[325] L'Autriche, inquiète et troublée de voir que l'Italie avait su se constituer en nation, en se dégageant de l'absolutisme monarchique sans tomber dans le despotisme révolutionnaire, multipliait les efforts pour obtenir une garantie en cas d'attaque de la Vénétie. Vers la fin de septembre 1860, elle fit demander à Paris par le prince de Metternich et M. de Hübner si, devant la formation du royaume d'Italie, la France et le Piémont ne pourraient pas garantir à l'Autriche la possession de la Vénétie, vu que la situation n'était plus la même qu'au traité de Zurich et qu'un nouveau traité, ratifié par le Parlement piémontais, lui paraissait nécessaire. L'Empereur Napoléon se borna à inviter l'Autriche à faire cette proposition au Piémont, sans dissimuler à ses deux envoyés que l'acceptation d'une pareille proposition lui paraissait bien difficile. Cette réponse avait fait croire à l'existence d'un nouveau traité avec le Piémont au sujet de la Vénétie, qui était sans fondement.
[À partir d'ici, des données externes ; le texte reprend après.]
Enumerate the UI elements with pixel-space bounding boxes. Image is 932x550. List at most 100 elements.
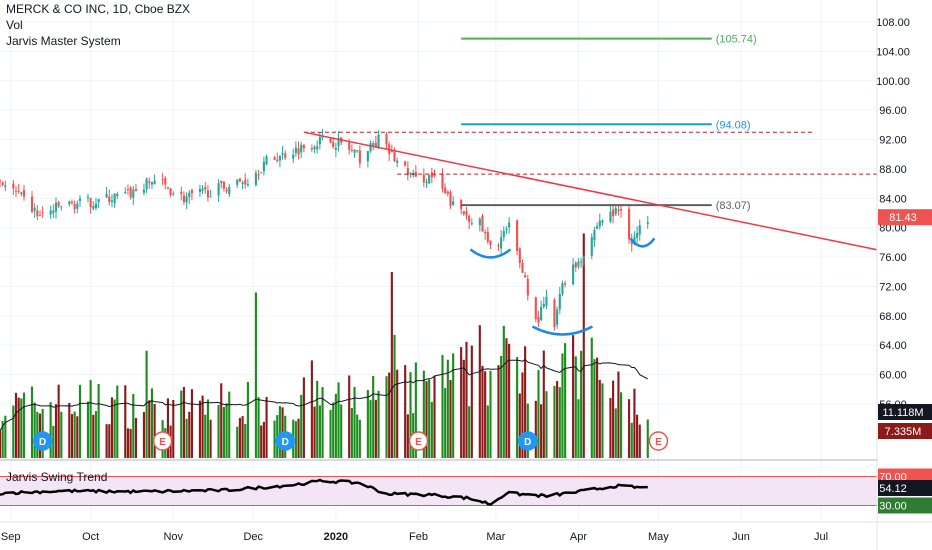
- volume-bar: [206, 399, 209, 458]
- volume-bar: [190, 389, 193, 458]
- volume-bar: [465, 341, 468, 458]
- dividend-marker: [518, 431, 538, 451]
- candle-body: [396, 160, 399, 163]
- time-tick-label: Oct: [82, 531, 99, 543]
- candle-body: [612, 209, 615, 217]
- candle-body: [36, 210, 39, 217]
- vol-ma-value-label-bg: [878, 404, 932, 420]
- volume-bar: [430, 401, 433, 458]
- candle-body: [33, 207, 36, 211]
- swing-lower-label-bg: [878, 497, 932, 514]
- volume-bar: [446, 359, 449, 458]
- candle-body: [580, 261, 583, 263]
- volume-bar: [0, 430, 2, 458]
- volume-bar: [22, 392, 26, 458]
- volume-bar: [68, 402, 71, 458]
- volume-bar: [577, 399, 580, 458]
- candle-body: [124, 191, 127, 193]
- candle-body: [206, 190, 209, 198]
- volume-bar: [145, 350, 148, 458]
- candle-body: [246, 183, 249, 185]
- candle-body: [273, 157, 276, 160]
- earnings-marker: [152, 431, 173, 451]
- volume-bar: [372, 375, 375, 458]
- candle-body: [444, 187, 447, 193]
- volume-bar: [172, 400, 175, 458]
- candle-body: [377, 134, 380, 149]
- volume-bar: [628, 399, 631, 458]
- volume-bar: [366, 390, 369, 458]
- master-system-legend[interactable]: Jarvis Master System: [6, 34, 121, 48]
- candle-body: [502, 230, 505, 238]
- volume-bar: [60, 411, 63, 458]
- volume-bar: [601, 383, 604, 458]
- candle-body: [630, 239, 633, 245]
- volume-bar: [526, 403, 529, 458]
- target-high-line-label: (105.74): [716, 34, 757, 46]
- candle-body: [332, 142, 335, 148]
- candle-body: [356, 150, 359, 152]
- volume-bar: [134, 417, 138, 458]
- volume-bar: [484, 371, 487, 458]
- volume-bar: [20, 398, 23, 458]
- candle-body: [68, 201, 71, 205]
- volume-bar: [524, 346, 527, 458]
- candle-body: [646, 222, 649, 224]
- candle-body: [329, 138, 332, 143]
- candle-body: [300, 144, 303, 153]
- candle-body: [126, 189, 130, 191]
- candle-body: [217, 183, 220, 196]
- volume-bar: [265, 396, 268, 458]
- volume-bar: [505, 338, 508, 458]
- candle-body: [593, 230, 596, 241]
- volume-bar: [262, 421, 265, 458]
- volume-bar: [393, 334, 396, 458]
- candle-body: [534, 297, 537, 320]
- candle-body: [12, 183, 15, 189]
- volume-bar: [30, 386, 34, 458]
- candle-body: [161, 179, 164, 181]
- candle-body: [116, 193, 119, 197]
- volume-bar: [116, 385, 119, 458]
- volume-bar: [609, 397, 612, 458]
- candle-body: [172, 193, 175, 195]
- volume-bar: [406, 414, 409, 458]
- price-tick-label: 92.00: [879, 135, 907, 147]
- candle-body: [441, 173, 444, 189]
- dividend-marker: [275, 431, 295, 451]
- volume-bar: [220, 383, 223, 458]
- candle-body: [57, 202, 60, 207]
- vol-ma-value-label: 11.118M: [882, 407, 923, 419]
- volume-value-label-bg: [878, 423, 932, 439]
- volume-bar: [377, 390, 380, 458]
- pattern-arc-left: [469, 248, 512, 259]
- price-tick-label: 80.00: [879, 223, 907, 235]
- volume-bar: [217, 405, 220, 458]
- symbol-legend[interactable]: MERCK & CO INC, 1D, Cboe BZX: [6, 2, 191, 16]
- volume-bar: [17, 397, 20, 458]
- volume-bar: [209, 419, 212, 458]
- candle-body: [150, 182, 154, 185]
- candle-body: [348, 142, 351, 150]
- volume-bar: [369, 400, 372, 458]
- candle-body: [225, 189, 228, 192]
- candle-body: [188, 192, 191, 198]
- candle-body: [422, 174, 425, 183]
- candle-body: [406, 168, 409, 176]
- volume-bar: [166, 398, 170, 458]
- swing-trend-legend[interactable]: Jarvis Swing Trend: [6, 470, 108, 484]
- volume-bar: [313, 406, 316, 458]
- volume-bar: [188, 411, 191, 458]
- volume-bar: [332, 402, 335, 458]
- swing-last-label-bg: [878, 480, 932, 497]
- candle-body: [148, 181, 151, 183]
- volume-bar: [396, 369, 399, 458]
- volume-bar: [556, 381, 559, 458]
- candle-body: [228, 186, 231, 195]
- candle-body: [374, 142, 377, 148]
- candle-body: [353, 149, 356, 153]
- neckline-label: (83.07): [716, 200, 751, 212]
- volume-bar: [257, 397, 260, 458]
- volume-legend[interactable]: Vol: [6, 18, 23, 32]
[326] Le comte Albert Pourtalès était alors Ministre de Prusse à Paris.
[327] François II, trahi par les soldats de sa propre garde, ne recevant de secours de nulle part, quittait Naples le 6 septembre à l'approche de Garibaldi. Il prit d'abord position, avec ce qui lui restait de troupes, près de Capoue, où il livra le 1er octobre un combat, sur le Vulturne, qui resta indécis. Il essaya de prolonger la lutte en se réfugiant dans la forteresse de Gaëte; là, suivi par la Reine et le Corps diplomatique, ce jeune Souverain s'illustra d'un dernier effort de virilité. Garibaldi en commença le siège au mois de novembre 1860, mais empêché par l'escadre française, du côté de la mer, dans ses opérations militaires, ce siège marcha lentement et le drapeau bourbonien resta planté sur le rocher de Gaëte jusqu'au 13 février 1861. Après une courageuse défense. François II signa une capitulation et arriva à Rome avec la Reine le 15 février sur un bâtiment français. Le 25 septembre 1860, le Roi de Naples avait adressé un mémorandum à la diplomatie étrangère pour protester contre l'invasion de ses États et l'inaction des puissances européennes.
[328] L'Impératrice mère de Russie était morte le 1er novembre à Saint-Pétersbourg.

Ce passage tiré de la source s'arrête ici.